Collins: "We foresee corn planted area for 2007 increasing 8.7 million acres to 87 million acres in 2007. It would be the highest corn plantings in 60 years in the United States. And the biggest one year increase, you have to go back to the supply control period of the 1980's to see an annual change this big."
Collins said those corn acres will come from soybeans in the Midwest, spring wheat in the Northern Plains and cotton in the South.
With normal yields those corn acres could produce a record crop of over 12 billion bushels.
Collins: "But even with that increase we think production will fall short of demand and stocks, already expected to be low, will decline even further."
Making things extremely volatile if there is bad weather in corn country this year.

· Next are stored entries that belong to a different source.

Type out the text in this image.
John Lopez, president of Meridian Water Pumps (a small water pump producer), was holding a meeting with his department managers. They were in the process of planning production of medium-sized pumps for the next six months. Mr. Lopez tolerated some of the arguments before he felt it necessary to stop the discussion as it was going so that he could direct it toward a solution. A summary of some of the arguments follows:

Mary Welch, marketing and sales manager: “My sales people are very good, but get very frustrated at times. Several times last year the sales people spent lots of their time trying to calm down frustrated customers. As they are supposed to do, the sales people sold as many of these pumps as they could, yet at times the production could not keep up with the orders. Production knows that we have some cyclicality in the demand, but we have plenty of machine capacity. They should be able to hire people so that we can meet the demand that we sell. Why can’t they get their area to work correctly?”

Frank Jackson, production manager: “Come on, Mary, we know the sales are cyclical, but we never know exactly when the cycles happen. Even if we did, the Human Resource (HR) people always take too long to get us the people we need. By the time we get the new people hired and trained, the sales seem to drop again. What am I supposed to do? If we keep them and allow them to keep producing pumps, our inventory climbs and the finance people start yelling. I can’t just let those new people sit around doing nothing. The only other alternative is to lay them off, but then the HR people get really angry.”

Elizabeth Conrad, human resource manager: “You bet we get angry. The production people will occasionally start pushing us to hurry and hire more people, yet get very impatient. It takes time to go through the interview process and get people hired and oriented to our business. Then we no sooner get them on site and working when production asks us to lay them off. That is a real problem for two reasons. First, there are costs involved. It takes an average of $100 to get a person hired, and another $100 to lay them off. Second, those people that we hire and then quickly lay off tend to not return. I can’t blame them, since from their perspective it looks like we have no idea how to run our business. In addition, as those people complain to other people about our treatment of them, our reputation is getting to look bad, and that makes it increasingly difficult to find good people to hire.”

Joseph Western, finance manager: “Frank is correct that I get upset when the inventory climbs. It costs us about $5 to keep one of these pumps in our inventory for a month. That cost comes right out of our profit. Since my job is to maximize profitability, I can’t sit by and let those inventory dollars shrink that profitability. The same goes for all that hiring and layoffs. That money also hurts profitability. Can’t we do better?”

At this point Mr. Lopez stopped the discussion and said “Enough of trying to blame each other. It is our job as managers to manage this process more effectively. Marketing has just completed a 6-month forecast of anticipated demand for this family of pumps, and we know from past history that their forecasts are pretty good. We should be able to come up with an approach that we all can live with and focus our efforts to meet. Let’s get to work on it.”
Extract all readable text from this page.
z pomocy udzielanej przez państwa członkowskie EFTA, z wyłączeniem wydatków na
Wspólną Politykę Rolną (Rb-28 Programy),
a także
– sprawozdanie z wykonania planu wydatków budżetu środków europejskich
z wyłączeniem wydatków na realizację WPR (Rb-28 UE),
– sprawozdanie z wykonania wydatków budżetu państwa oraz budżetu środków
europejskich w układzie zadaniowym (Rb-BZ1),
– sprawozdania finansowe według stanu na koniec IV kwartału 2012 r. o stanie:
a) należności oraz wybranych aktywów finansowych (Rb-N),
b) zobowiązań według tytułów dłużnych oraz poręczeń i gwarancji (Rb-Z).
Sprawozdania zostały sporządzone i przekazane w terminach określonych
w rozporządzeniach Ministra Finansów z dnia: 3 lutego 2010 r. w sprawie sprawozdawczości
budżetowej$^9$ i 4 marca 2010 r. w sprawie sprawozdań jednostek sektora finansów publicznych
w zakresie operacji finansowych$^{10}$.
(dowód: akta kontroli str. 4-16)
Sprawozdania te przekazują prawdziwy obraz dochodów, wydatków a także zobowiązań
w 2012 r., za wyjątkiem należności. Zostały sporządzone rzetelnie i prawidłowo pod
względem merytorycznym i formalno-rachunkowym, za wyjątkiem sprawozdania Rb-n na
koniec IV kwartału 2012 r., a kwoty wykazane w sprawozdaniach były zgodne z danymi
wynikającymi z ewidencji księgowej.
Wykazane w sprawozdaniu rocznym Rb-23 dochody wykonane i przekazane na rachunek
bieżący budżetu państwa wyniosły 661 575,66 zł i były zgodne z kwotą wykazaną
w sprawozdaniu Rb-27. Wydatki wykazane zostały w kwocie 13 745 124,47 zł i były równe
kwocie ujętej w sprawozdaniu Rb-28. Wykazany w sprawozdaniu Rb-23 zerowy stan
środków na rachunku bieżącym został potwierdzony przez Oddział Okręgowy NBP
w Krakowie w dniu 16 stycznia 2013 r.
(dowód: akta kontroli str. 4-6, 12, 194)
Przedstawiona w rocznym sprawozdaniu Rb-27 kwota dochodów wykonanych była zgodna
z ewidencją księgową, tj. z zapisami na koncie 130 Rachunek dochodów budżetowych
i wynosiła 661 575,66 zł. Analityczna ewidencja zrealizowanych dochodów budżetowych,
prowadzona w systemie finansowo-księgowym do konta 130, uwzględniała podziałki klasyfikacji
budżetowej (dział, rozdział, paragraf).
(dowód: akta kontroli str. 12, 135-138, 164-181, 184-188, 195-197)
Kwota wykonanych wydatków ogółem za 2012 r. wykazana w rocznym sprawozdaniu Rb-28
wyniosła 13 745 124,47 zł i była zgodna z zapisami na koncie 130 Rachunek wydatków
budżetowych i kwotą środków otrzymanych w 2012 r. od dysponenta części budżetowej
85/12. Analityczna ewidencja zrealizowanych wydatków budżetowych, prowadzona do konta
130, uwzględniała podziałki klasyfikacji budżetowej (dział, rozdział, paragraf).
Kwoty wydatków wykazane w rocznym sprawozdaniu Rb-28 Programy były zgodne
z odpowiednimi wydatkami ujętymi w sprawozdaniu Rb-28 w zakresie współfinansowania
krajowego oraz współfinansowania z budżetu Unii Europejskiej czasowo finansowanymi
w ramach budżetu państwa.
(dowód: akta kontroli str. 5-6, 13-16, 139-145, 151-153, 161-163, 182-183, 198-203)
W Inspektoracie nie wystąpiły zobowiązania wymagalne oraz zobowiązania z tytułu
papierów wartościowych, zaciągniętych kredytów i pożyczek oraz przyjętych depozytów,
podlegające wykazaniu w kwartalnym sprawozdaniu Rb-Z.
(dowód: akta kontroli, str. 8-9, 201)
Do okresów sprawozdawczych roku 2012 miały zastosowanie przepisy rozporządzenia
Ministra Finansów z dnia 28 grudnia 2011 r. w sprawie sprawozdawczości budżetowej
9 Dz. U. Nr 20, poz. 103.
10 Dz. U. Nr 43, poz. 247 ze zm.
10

As for wheat, USDA is expecting total plantings of 60 million acres, up 2.7 million from last year. With normal yields USDA says that would produce a crop of nearly 2.2 billion bushels and a season average price of $4.30 a bushel, a nickel higher than for this past crop.
USDA sees reduced plantings of soybeans at 70.5 million acres. Production is estimated at 2.9 billion bushels with an average price of $7.10 a bushel.
The season average price for corn is estimated to be $3.60 a bushel.
I'm Bob Hoff and that's the Northwest Farm and Ranch Report on the Northwest Ag Information Network.